Al governo Siniora e ai suoi sponsor hanno risposto ieri i leader dell’opposizione libanese, il segretario Hezbollah, Hassan Nasrallah e l’ex generale cristiano-maronita Michel Aoun i quali hanno ribadito di aver sospeso lo sciopero per senso di responsabilità di fronte agli attacchi anche armati delle milizie filo-governative e falangiste contro i dimostranti, soprattutto nelle zone cristiane, ma di essere pronti ad una nuova ulteriore escalation – forse già la prossima settimana – se non si arriverà ad un governo di unità nazionale o a nuove elezioni.
Il segretario Hezbollah, Sayyed Hassan Nasrallah, ha parlato ieri ad una grande folla nella periferia sud di Beirut, nel giorno dell’Ashura, la principale ricorrenza religiosa sciita che ricorda il sacrificio di Hussein. «L’ opposizione – ha sostenuto Nasrallah il cui discorso è stato trasmesso in diretta in tutto il paese dalla televisione al Manar – ha la forza politica, popolare e organizzativa per far cadere il governo anticostituzionale nel giro di 24 o 48 ore. Se fino ad ora non l’ha fatto è per il suo senso di responsabilità e il suo carattere patriottico». Rispondendo poi alle critiche americane e francesi Nasrallah si è poi chiesto: «Cosa ci sarebbe di non democratico nel chiedere, di fronte ad una crisi postbellica così grave come l’attuale nuove elezioni anticipate e l’unità nazionale?
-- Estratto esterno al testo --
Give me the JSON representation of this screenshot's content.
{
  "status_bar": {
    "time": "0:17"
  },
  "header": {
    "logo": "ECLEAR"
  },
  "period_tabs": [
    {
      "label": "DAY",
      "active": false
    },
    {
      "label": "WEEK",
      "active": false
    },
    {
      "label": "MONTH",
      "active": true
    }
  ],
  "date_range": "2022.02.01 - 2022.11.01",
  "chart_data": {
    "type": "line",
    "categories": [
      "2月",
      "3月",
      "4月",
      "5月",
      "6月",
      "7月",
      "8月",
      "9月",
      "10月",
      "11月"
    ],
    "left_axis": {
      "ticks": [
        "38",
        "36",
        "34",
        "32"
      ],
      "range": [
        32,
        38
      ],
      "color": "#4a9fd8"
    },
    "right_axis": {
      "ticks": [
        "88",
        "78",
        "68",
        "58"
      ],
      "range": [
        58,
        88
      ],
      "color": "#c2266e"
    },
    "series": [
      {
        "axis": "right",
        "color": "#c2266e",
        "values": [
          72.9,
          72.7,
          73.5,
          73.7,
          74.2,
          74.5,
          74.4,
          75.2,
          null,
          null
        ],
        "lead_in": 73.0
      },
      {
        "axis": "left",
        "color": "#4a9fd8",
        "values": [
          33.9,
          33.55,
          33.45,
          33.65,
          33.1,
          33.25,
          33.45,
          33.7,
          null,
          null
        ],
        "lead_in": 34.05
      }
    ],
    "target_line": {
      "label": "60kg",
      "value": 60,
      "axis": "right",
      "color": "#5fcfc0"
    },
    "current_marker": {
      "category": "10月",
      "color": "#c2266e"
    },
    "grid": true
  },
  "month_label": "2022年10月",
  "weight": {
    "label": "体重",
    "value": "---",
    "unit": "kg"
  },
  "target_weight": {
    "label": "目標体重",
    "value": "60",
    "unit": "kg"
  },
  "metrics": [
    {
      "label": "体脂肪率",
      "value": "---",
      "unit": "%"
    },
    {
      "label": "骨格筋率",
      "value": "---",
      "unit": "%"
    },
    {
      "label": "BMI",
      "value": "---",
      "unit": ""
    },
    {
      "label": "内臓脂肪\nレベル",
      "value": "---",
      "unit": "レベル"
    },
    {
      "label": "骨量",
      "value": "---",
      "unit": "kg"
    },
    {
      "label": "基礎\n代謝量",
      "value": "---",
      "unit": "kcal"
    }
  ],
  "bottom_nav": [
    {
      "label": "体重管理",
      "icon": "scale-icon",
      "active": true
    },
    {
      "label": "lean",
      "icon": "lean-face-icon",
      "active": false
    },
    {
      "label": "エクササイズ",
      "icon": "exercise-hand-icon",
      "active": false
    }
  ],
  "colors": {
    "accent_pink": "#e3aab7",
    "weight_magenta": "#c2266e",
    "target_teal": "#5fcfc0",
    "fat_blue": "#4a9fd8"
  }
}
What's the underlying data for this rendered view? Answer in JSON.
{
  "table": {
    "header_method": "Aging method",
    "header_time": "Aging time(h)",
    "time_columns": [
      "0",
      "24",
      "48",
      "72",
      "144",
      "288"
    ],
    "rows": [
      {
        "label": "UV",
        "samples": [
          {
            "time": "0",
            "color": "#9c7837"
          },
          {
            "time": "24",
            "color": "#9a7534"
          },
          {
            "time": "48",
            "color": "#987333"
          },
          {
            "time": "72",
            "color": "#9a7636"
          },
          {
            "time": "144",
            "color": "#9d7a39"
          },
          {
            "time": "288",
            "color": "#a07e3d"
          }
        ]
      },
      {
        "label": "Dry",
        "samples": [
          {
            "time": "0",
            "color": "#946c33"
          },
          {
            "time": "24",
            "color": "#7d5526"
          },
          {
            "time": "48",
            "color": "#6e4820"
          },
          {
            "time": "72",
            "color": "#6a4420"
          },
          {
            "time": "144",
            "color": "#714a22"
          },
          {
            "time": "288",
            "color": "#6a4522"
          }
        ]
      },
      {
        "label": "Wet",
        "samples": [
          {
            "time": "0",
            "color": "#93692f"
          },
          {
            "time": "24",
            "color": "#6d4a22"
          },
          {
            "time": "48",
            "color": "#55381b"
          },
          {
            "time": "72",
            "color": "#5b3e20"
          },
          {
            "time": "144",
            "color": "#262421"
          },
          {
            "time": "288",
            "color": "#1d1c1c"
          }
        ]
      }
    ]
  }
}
Non lo ha fatto anche in passato lo stesso presidente francese Chirac, guida spirituale di Fouad Siniora?». Il segretario Hezbollah ha poi criticato la politica economica del governo e la ricerca di sempre nuovi prestiti che impoveriscono il paese e ingrassano le banche, in gran parte controllate dalla famiglia Hariri e dalle sue società amministrate dallo stesso Fouad Siniora.
Intanto dopo i tre morti negli scontri di martedì la tensione resta alta in tutto il paese ma soprattutto a Tripoli, nel nord, dove anche ieri si sono affrontati armi alla mano i seguaci di Hariri – sostenuti dai fondamentalisti sunniti – e quelli dell’opposizione facenti riferimento alla famiglia (sunnita) di Omar Karame e alla comunità alawita (sciita) del quartiere di Habal Mohsen.